No hay sólo una forma de hacer llegar las esporas a otros lugares, esto puede variar de especie a especie. Por mencionar ejemplos: algunos hongos tienen la capacidad de atraer insectos para después convertirlos en portadores de sus esporas, o bien, hay otros que necesitan ser comidos para así permitir la germinación de estas células en los desechos del depredador.  

La cosa es que para liberar sus esporas los hongos requieren ciertos tiempos y estos pueden ser difíciles de alcanzar frente al constante acecho de los depredadores, por lo que, contrario al caso del que hablábamos arriba, algunos necesitan evitar ser comidos.  

Foto: Especial // Amanita Virosa

Es en este punto donde entra la función del veneno. Como dice la profesora Hughes: “algunos hongos son venenosos por la misma razón que algunas plantas lo son; para protegerse de ser comidos y así poder reproducirse”.  

De acuerdo con nuestra experta, los científicos han ido descubriendo que tanto insectos como caracoles evitan comer hongos venenosos. Esto se debe a un aprendizaje natural, ya que el depredador puede enfermar, y por ello evitar ese alimento en un futuro, o morir en caso de un veneno letal. 

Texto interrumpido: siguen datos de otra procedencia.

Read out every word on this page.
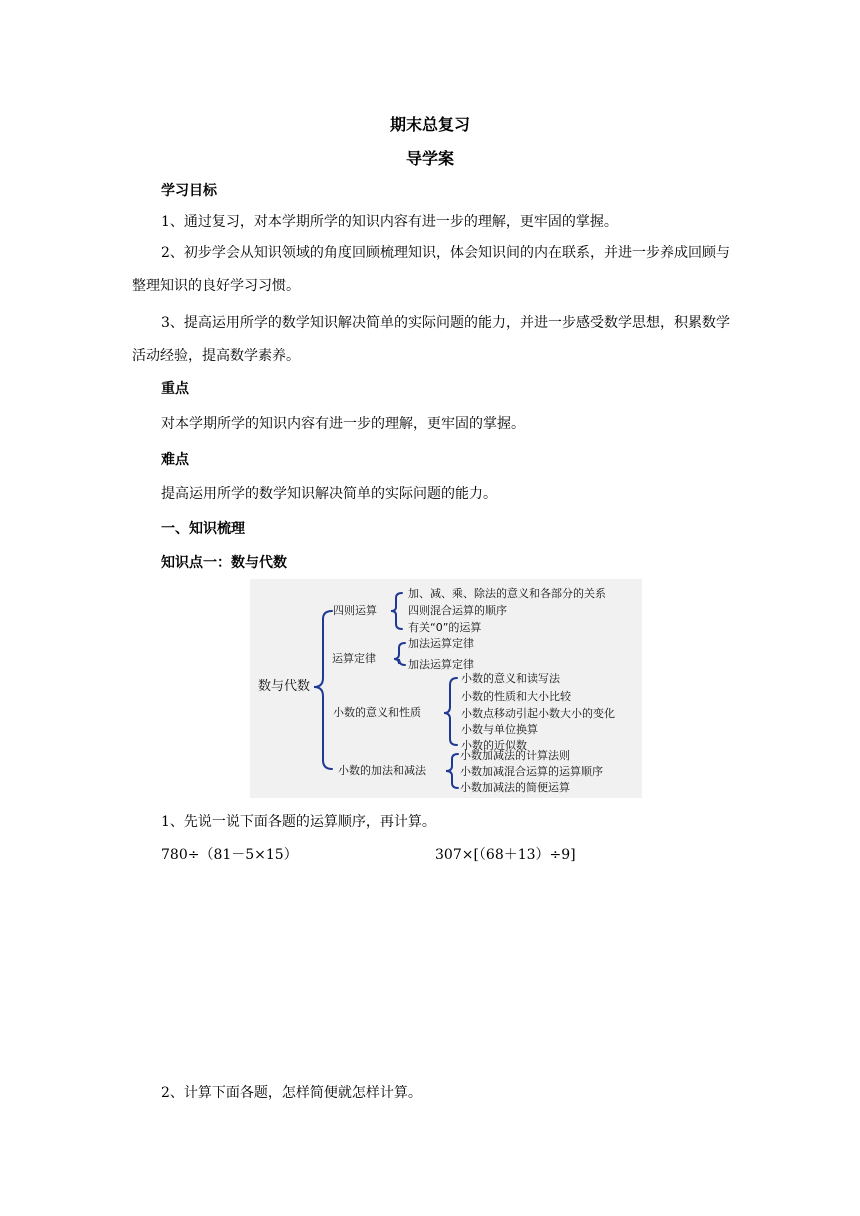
期末总复习
导学案
学习目标
1、通过复习，对本学期所学的知识内容有进一步的理解，更牢固的掌握。
2、初步学会从知识领域的角度回顾梳理知识，体会知识间的内在联系，并进一步养成回顾与整理知识的良好学习习惯。
3、提高运用所学的数学知识解决简单的实际问题的能力，并进一步感受数学思想，积累数学活动经验，提高数学素养。
重点
对本学期所学的知识内容有进一步的理解，更牢固的掌握。
难点
提高运用所学的数学知识解决简单的实际问题的能力。
一、知识梳理
知识点一：数与代数
数与代数
四则运算
加、减、乘、除法的意义和各部分的关系
四则混合运算的顺序
有关“0”的运算
运算定律
加法运算定律
加法运算定律
小数的意义和性质
小数的意义和读写法
小数的性质和大小比较
小数点移动引起小数大小的变化
小数与单位换算
小数的近似数
小数的加法和减法
小数加减法的计算法则
小数加减混合运算的运算顺序
小数加减法的简便运算
1、先说一说下面各题的运算顺序，再计算。
780÷（81－5×15）	307×[（68＋13）÷9]
2、计算下面各题，怎样简便就怎样计算。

Y no nos dejemos llevar siempre por la belleza de la naturaleza, a veces es engañosa. La profesora Hughes comenta que existen muchos tipos de hongos venenosos, pero hay unos especialmente llamativos para el ojo: las amanitas. Cada año se reportan varias muertes en todo el mundo a causa de estos hongos debido a que se les confunde fácilmente con otros comestibles.  

Foto: Especial

Del total de los hongos conocidos entre un 1% – 2% pueden ser letales para el ser humano. La especialista sugiere que lo mejor es ser precavidos con ellos, puesto que, si no somos conocedores, no hay forma sencilla de distinguirlos. 

A pesar de lo malo que supone un veneno de estos la ciencia ha logrado sacar partido. Ejemplo de ello es el veneno del ergot, el cual ha sido convertido en una droga que previene los dolores de la migraña.